The latest government-linked business organization to join the call to ease foreign labor is the Restaurant Association of Singapore(RAS). RAS have called for the government to review the curbs on foreign workers and threatened that “Singapore may also lose its reputation as a global city with a vibrant food and beverage (F&B) sector”. The Ministry of Manpower tightened the foreign worker quota and raised the foreign worker levy in a bid to increase salaries and employment for Singaporean low income workers. While the latest policy have its limited impact to improving the life of the low income workers, the reversing of such policy to the days where cheap foreign labor were easily hired will only spell doom for low income Singaporeans.
RAS have also threatened higher food prices and a drop in quality due to the lack of manpower. They also fully support the White Paper which has recently been passed in a landslide vote of 77 to 13. Their reasoning goes that a larger population can have a positive impact on the economy and the government which derives its revenue primarily from various forms of taxation, such as Consumption Tax, Income Tax, and Property Tax. Joining the call to easing foreign labor access are the Singapore National Employer Federation(SNEF) and Association of Small and Medium Enterprises(ASMEs). Business associations have been pressured by their employer members to urge the PAP government to allow more cheap foreign labor for them to be exploited. The adverse effects of an influx of foreigners were seen during the period of 2006 and 2011, where salaries across the middle and low income earners were stagnated and more Singaporeans were displaced out by their cheaper foreign counterpart. Productivity has also taken a dive with the influx of cheap foreign labor.

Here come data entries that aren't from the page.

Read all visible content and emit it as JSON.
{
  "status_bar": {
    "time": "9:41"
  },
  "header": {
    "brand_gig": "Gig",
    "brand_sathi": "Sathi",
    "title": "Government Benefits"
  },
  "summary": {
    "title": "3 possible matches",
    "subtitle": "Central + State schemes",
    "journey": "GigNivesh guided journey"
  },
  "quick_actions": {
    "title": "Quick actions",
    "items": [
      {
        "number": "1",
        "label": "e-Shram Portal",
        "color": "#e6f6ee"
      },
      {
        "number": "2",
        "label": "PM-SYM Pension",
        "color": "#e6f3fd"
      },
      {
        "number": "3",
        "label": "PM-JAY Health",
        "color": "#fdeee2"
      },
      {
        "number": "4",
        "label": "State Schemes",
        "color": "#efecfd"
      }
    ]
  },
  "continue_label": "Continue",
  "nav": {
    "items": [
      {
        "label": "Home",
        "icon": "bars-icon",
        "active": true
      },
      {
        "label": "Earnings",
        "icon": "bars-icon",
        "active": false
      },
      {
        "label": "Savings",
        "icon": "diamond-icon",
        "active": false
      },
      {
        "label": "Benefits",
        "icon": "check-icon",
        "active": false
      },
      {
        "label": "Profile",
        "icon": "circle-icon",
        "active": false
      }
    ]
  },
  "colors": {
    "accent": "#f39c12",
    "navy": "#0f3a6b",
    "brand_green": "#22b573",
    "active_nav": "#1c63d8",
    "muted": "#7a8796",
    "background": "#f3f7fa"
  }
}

What Singapore is in need today is not a larger population, even though domestic demand will be strengthened and Singapore will be less susceptible to the global market fluctuations. Singapore needs more productive people to bring value to Singaporeans and chart a healthy GDP that is not inflated by property sales. It is no surprise businesses have an insatiable appetite for cheap foreign labor, especially when strikes are illegal and unions are non-existent. The PAP government have a responsibility not only towards the businesses, but also towards the people who are largely employees.
RAS, SNEF and ASMEs could only see from the profitable point of view, but they are no business leaders the likes of MNCs which see employees as the most precious resources in a company. Human resource practices in Singapore leave much to be desired, especially for many Small and Medium Enterprises(SMEs) bending MOM’s regulations by practicing salary-payback and under-declaring overtime work. S-Pass holders in Singapore are mandated by law to be paid at least $2000 a month, but many SMEs especially in the service and FnB industries make their S-pass workers pay back up to $500 or threaten that the workers be sent back to their country if they don’t comply. The MOM have no solutions to such underhanded tactics and the common Singaporean loses his allure as a quality worker simply because his salary is too high. A typical construction worker from China and Bangladesh on a work permit earns about $800 a month.
The more competent businesses are charting record profits every year and the mediocre ones are merely surviving from the savings they made from the cheap foreign labor. If the PAP government refuse to tighten the foreign worker quota further, more Singaporeans will be jobless and salaries will depress further. The loss of income will directly affect family planning and birth rate, which is already at its record low since Independence. Not only are the private sector companies addicted to cheap foreign labor, government-linked companies like SMRT and SBS also maximizes their foreign worker quota in a bid to save on manpower costs.
While manpower costs may be a factor, it is baffling why aren’t the government-linked business associations calling for a reduction in transport costs and rental. Property and transport prices remain the bugbears to both small and big businesses. Such business associations remain far from independence given their relations with the government.